Suppose that you are the head of an American counterintelligence unit. Suppose that your task is to analyze foreign-backed operations whose sponsors—outlaw financiers and bizarre, feudal-minded aristocrats—want to destroy America’s independent national existence, and make the U.S. itself their criminal instrument against civilization.
Suppose, further, that the perpetrators, an international gang or oligarchy, have a commanding position within the government, security, and military apparatus, financial institutions, news media, and colleges; and that, to a large extent, this gang has come to constitute what is known in America as “high society.”
Treason in America—first published in 1985, and now reissued—is a unique history of American politics, written to aid the “detective” force analyzing this real, not hypothetical, threat.
The book’s special flavor, its energy, optimism, and sense of fun, begins with its absolute distinction between the genius and success of the great nationalist American leaders such as Franklin, Hamilton, and Lincoln, and their tradition and legacy, as against the wild, often farcical deceit and degradation of their imperial, London-centered opponents.
Anton Chaitkin takes us through the crucial initiatives of this opponent force, from their treason against the American Revolution, their repeated secession attempts, their Free Trade and related doctrines against human progress, their Wall Street takeover and brake upon the economy, and the emerging power of the imperial “blue-blood” families.

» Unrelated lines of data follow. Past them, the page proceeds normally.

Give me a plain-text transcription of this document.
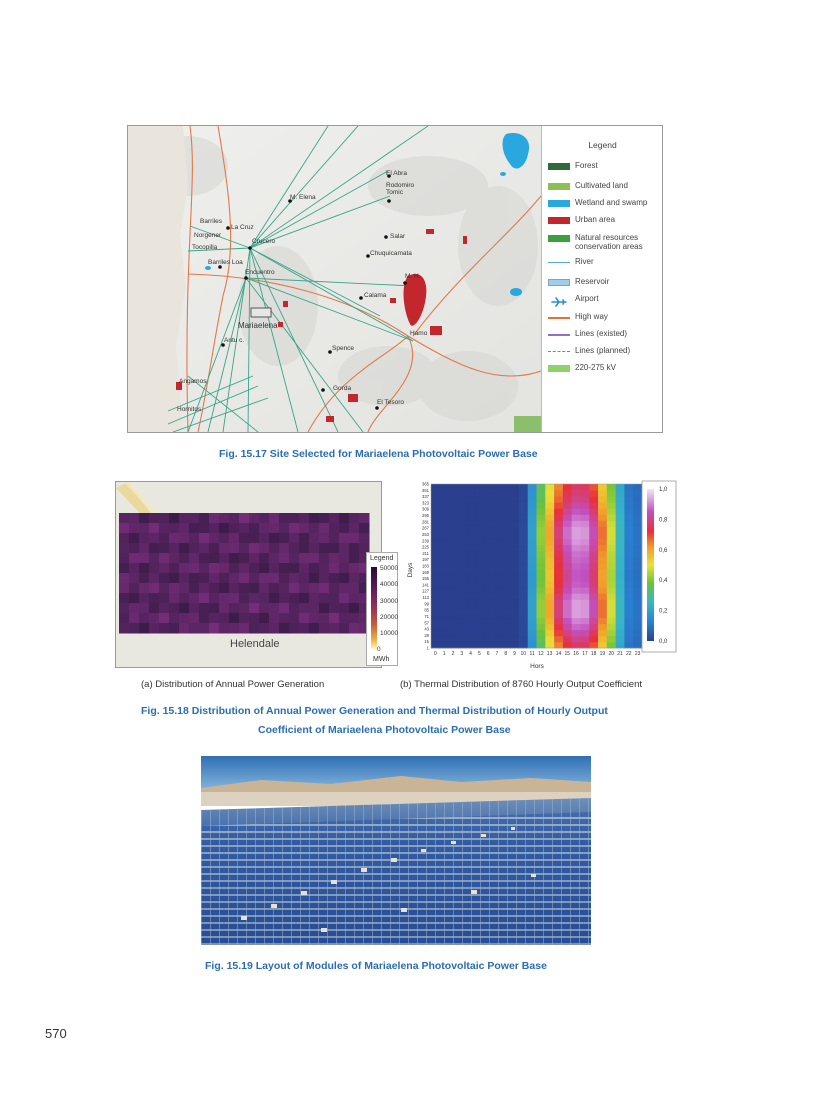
El Abra
Rodomiro Tomic
M. Elena
Barriles
La Cruz
Norgener
Tocopilla
Barriles Loa
Crucero
Salar
Chuquicamata
Encuentro
Calama
M. H.
Mariaelena
Antu c.
Spence
Angamos
Gorda
Hornitos
El Tesoro
Hamo
Legend
Forest
Cultivated land
Wetland and swamp
Urban area
Natural resources conservation areas
River
Reservoir
Airport
High way
Lines (existed)
Lines (planned)
220-275 kV
Fig. 15.17 Site Selected for Mariaelena Photovoltaic Power Base
Helendale
Legend
50000
40000
30000
20000
10000
0
MWh
1
15
29
43
57
71
85
99
113
127
141
155
169
183
197
211
225
239
253
267
281
295
309
323
337
351
365
0 1 2 3 4 5 6 7 8 9 10 11 12 13 14 15 16 17 18 19 20 21 22 23
Days
Hors
1,0
0,8
0,6
0,4
0,2
0,0
(a) Distribution of Annual Power Generation	(b) Thermal Distribution of 8760 Hourly Output Coefficient
Fig. 15.18 Distribution of Annual Power Generation and Thermal Distribution of Hourly Output
Coefficient of Mariaelena Photovoltaic Power Base
Fig. 15.19 Layout of Modules of Mariaelena Photovoltaic Power Base
570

Treason in America also presents the reader with the devastating British crimes against India and China, and the American Anglophile faction’s deep implication in those crimes. This has powerful relevance for today’s political crisis. Americans, and decision-makers around the world, very much need to be able to distinguish between the U.S.A.’s own policies of economic and social progress for all men, and the contrary aims of America’s imperial opponents, including the British “Fifth Column” within the United States. This may be considered the moral core of Chaitkin’s work.